A simple iOS workflow looks like this:
workflows:
primary:
steps:
- git-clone@8: {}
- xcode-build-for-test@3:
inputs:
- scheme: MyApp
- xcode-test@6:
inputs:
- scheme: MyApp
- destination: "platform=iOS Simulator,name=iPhone 15"
- deploy-to-bitrise-io@2: {}
When a test fails, your build stops by default and the engineer who pushed the change gets notified. Bitrise also gives you test repetition modes at the Step level: retry on failure for transient issues, until failure for hunting race conditions, and until max repetitions for stress testing. Retry on failure is a useful safety net, but don't let it become a way to hide flaky tests. Quarantine those in Bitrise Insights instead, where the Bottlenecks view surfaces tests that pass and fail inconsistently across runs of the same commit.
For the broader picture of how testing fits into a mobile CI/CD workflow, see our mobile CI/CD guide. For deeper config, see the Bitrise docs on running Xcode tests.
See what Bitrise can do for you
Confidently build, test, and ship high-quality mobile apps with Bitrise.
Frequently Asked Questions
What types of mobile app testing are there?
The main types are unit tests (a single function in isolation), integration tests (a few components together), UI tests (driving the app like a user), end-to-end tests (the full stack from UI to backend), performance tests (startup, memory, frame rate), accessibility tests, and compatibility tests across the device matrix. Most teams run all of them at different cadences: unit and integration on every commit, UI tests on a slightly slower cadence, end-to-end and performance tests nightly or pre-release.
Should I test on simulators or real devices?
Both. Simulators (iOS) and emulators (Android) are fast and cheap, so they handle the bulk of unit, integration, and UI test runs. Real devices catch hardware-specific bugs that simulators miss: camera and sensor behaviour, GPU performance on older devices, real network conditions, and OEM-specific Android quirks. Most teams run unit and integration tests on simulators on every commit, then run a smaller set of critical UI and end-to-end tests on real devices via Firebase Test Lab or a similar farm.
What's the best framework for iOS app testing?
For unit and integration tests, XCTest is the default and ships with Xcode. Swift Testing, introduced with Xcode 16, is the more modern choice for new code, with cleaner async support. For UI tests, XCUITest is the standard. Cross-platform teams sometimes use Appium or Detox so the same test suite runs on iOS and Android, accepting that the framework is less iOS-native.
What's the best framework for Android app testing?
JUnit covers unit and integration tests and is the long-standing default. For UI testing, Espresso is the standard for instrumented tests, with Compose UI Testing covering Jetpack Compose specifically. Maestro and Appium are the popular cross-platform options. For most teams, JUnit plus Espresso (or Compose UI Testing) covers everything, with Appium or Maestro added if there's a strong reason to share test logic with iOS.
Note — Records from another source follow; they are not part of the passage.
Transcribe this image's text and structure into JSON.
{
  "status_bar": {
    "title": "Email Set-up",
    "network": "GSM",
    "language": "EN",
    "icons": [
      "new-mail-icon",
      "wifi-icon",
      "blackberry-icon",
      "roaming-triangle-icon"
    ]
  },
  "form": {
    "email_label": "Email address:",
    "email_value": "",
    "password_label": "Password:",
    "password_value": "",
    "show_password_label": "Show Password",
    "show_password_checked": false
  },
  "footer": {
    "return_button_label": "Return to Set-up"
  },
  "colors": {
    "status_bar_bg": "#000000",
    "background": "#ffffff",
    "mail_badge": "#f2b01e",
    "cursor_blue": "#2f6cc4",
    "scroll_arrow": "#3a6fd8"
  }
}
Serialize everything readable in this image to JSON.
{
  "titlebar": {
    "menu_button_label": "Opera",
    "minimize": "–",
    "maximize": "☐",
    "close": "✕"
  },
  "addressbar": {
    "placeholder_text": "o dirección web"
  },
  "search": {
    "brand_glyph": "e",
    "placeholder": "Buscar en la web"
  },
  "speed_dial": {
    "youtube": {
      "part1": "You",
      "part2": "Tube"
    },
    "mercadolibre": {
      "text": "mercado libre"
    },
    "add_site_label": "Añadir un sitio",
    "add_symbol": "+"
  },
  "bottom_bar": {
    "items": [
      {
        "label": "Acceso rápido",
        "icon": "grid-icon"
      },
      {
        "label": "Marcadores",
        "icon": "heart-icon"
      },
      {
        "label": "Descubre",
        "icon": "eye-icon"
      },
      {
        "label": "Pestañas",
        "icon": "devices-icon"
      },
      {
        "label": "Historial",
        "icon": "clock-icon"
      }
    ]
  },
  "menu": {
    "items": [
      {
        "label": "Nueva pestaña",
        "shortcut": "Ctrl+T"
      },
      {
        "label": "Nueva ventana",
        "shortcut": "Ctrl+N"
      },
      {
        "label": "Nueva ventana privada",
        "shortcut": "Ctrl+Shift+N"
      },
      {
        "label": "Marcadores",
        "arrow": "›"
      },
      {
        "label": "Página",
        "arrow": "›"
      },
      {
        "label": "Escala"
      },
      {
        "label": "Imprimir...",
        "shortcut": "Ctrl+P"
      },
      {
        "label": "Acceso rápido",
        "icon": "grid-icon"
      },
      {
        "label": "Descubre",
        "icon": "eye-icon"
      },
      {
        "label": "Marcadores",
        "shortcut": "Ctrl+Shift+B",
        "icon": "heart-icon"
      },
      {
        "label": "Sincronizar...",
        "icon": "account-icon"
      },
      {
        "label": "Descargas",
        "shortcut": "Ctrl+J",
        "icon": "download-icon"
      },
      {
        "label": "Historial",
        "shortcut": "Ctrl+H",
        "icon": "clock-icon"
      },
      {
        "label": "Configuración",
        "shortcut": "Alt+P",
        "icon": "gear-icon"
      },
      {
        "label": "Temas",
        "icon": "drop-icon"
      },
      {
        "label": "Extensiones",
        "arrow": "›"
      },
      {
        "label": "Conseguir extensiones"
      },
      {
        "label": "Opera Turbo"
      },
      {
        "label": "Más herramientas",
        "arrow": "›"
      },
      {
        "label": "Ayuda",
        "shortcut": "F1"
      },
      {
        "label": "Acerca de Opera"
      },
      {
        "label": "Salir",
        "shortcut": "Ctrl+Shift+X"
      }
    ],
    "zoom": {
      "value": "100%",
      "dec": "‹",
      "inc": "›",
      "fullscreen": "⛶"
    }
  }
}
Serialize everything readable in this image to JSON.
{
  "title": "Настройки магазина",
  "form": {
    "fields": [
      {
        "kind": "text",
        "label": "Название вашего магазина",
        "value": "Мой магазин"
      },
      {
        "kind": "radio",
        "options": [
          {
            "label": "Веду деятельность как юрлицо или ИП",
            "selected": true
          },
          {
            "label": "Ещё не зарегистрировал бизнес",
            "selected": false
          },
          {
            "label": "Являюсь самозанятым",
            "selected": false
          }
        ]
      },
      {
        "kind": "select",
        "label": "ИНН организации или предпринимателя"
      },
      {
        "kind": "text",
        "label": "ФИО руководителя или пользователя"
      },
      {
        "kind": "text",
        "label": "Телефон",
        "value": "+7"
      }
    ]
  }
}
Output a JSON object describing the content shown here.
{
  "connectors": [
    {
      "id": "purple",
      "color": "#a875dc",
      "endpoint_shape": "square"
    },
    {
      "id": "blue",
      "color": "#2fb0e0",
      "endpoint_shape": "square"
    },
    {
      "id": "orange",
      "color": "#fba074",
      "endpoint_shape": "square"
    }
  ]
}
How often should I run mobile app tests?
Run unit and integration tests on every commit. They're fast enough that there's no reason not to, and they catch most regressions cheaply. Run UI tests on every pull request, ideally in parallel with the unit tests if your CI platform supports it. Run end-to-end and real-device tests on a slower cadence (per pull request, or nightly) because they're more expensive. The general principle is fail fast: catch what you can with cheap checks before paying for expensive ones.